PAR CES MOTIFS, la Cour : REJETTE le pourvoi ; Ainsi fait et jugé par la Cour de cassation, chambre criminelle, et prononcé par le président en son audience publique du treize novembre deux mille vingt-quatre.

Questions fréquentes

Puis-je demander ma mise en liberté si la chambre de l'instruction n'a pas statué dans les délais ?
Oui, vous pouvez saisir la chambre de l'instruction sur le fondement de l'article 148-4 du code de procédure pénale pour faire valoir l'irrégularité de votre détention. Cependant, si le juge des libertés et de la détention a déjà rejeté votre demande de mise en liberté et que cette décision est devenue définitive (faute d'appel), la chambre de l'instruction n'est pas tenue d'ordonner votre mise en liberté d'office.
Que faire si ma demande de mise en liberté a été rejetée par le JLD et que je n'ai pas fait appel ?
Si le JLD a rejeté votre demande et que vous n'avez pas interjeté appel, cette décision est devenue définitive. Vous ne pouvez pas reprocher à la chambre de l'instruction de ne pas avoir ordonné votre mise en liberté d'office, même si elle n'a pas statué dans le délai de l'article 194. Vous pouvez toutefois former une nouvelle demande de mise en liberté si les circonstances ont changé.

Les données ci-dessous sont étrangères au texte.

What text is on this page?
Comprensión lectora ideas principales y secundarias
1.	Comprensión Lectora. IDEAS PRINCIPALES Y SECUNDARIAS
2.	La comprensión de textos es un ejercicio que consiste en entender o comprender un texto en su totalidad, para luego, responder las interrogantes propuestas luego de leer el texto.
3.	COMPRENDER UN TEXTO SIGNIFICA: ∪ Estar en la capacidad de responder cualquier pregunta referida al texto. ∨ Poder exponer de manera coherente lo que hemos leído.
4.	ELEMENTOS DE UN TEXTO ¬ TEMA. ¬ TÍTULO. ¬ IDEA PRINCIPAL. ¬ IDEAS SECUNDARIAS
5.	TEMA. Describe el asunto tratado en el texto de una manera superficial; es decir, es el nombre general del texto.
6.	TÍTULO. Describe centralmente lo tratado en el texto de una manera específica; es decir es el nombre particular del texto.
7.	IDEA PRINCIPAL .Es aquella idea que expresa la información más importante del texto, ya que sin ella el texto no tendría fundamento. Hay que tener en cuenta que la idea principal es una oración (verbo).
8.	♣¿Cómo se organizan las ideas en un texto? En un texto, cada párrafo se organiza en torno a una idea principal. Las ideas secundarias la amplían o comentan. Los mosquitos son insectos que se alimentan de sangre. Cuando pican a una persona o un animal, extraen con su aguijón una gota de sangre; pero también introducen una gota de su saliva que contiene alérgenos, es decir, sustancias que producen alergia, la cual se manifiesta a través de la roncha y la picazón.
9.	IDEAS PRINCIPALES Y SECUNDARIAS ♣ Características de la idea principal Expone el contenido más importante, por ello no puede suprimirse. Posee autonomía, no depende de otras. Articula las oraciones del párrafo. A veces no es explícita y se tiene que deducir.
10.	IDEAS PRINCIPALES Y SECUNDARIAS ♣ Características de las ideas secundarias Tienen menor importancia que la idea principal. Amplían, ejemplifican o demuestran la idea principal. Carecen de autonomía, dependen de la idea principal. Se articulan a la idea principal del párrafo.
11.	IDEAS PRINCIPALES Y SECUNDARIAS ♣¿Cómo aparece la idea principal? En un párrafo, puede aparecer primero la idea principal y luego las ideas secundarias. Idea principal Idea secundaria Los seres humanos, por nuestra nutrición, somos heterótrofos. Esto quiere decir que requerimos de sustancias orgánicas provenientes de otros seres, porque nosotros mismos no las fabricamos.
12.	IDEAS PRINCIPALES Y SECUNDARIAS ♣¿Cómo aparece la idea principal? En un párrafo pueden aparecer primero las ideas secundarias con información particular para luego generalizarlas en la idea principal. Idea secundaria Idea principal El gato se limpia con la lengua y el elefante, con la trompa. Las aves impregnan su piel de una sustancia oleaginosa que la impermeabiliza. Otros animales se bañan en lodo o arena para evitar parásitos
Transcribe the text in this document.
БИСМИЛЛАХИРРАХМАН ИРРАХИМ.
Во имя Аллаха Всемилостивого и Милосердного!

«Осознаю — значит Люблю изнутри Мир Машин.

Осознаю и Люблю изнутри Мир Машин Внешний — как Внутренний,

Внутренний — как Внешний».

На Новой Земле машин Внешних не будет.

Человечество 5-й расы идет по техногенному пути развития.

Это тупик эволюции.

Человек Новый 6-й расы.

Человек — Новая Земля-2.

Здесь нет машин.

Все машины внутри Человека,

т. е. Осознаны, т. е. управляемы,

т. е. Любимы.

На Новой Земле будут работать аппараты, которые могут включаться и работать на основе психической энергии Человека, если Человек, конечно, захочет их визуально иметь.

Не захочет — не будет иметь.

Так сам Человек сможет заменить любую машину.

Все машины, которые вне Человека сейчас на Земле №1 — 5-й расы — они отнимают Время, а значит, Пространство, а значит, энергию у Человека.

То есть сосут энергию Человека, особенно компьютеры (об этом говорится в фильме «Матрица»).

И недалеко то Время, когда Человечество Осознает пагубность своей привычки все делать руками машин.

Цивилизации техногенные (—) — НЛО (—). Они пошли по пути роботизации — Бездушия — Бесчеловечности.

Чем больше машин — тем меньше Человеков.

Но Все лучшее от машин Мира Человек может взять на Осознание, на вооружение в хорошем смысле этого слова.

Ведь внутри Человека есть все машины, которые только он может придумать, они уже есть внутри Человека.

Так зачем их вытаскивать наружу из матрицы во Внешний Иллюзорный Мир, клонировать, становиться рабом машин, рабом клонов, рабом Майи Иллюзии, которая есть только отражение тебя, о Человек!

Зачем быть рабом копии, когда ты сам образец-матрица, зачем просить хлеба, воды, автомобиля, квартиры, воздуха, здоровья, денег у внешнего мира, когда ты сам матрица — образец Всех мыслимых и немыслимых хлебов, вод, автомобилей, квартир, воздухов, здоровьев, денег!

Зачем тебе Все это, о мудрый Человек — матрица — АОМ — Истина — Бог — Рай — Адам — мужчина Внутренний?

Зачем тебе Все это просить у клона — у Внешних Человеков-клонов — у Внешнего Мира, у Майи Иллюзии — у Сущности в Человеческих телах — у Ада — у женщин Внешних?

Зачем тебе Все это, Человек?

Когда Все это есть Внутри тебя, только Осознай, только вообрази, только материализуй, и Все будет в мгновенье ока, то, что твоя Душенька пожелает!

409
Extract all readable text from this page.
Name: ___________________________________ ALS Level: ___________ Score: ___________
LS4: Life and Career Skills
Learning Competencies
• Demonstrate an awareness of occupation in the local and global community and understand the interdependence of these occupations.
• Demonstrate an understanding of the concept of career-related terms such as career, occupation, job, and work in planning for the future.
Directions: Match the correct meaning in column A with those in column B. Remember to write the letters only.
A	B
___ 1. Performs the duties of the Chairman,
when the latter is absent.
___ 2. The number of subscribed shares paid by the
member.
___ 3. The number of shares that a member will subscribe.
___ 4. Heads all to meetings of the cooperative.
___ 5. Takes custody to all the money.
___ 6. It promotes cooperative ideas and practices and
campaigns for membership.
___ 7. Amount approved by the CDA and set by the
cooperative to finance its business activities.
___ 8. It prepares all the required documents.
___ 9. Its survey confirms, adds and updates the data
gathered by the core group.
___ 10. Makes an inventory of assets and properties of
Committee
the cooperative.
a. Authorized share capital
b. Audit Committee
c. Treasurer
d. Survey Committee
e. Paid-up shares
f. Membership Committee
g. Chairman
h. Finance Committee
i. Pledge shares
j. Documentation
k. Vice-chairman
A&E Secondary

La chambre de l'instruction doit-elle ordonner ma libération d'office en cas de dépassement du délai ?
Non, pas nécessairement. Si le JLD a déjà rejeté votre demande de mise en liberté et que cette décision est devenue définitive, la chambre de l'instruction n'est pas obligée d'ordonner votre mise en liberté d'office, même si elle a dépassé le délai de l'article 194 pour statuer sur votre précédente demande.
Qu'est-ce que l'article 148-4 du code de procédure pénale ?
L'article 148-4 permet à une personne placée en détention provisoire de saisir la chambre de l'instruction pour contester l'irrégularité de sa détention, notamment lorsque la juridiction n'a pas statué dans les délais légaux sur une demande de mise en liberté.
Quels sont les délais pour statuer sur une demande de mise en liberté ?
L'article 194 du code de procédure pénale impose à la chambre de l'instruction de statuer dans un délai déterminé sur les demandes de mise en liberté. En cas de dépassement, la détention peut être considérée comme irrégulière, mais cela n'entraîne pas automatiquement la mise en liberté si une décision de rejet antérieure est devenue définitive.
La décision du JLD est-elle définitive si je n'interjette pas appel ?
Oui, si vous ne faites pas appel de la décision du juge des libertés et de la détention rejetant votre demande de mise en liberté, cette décision devient définitive et ne peut plus être remise en cause dans le cadre d'une procédure fondée sur l'article 148-4.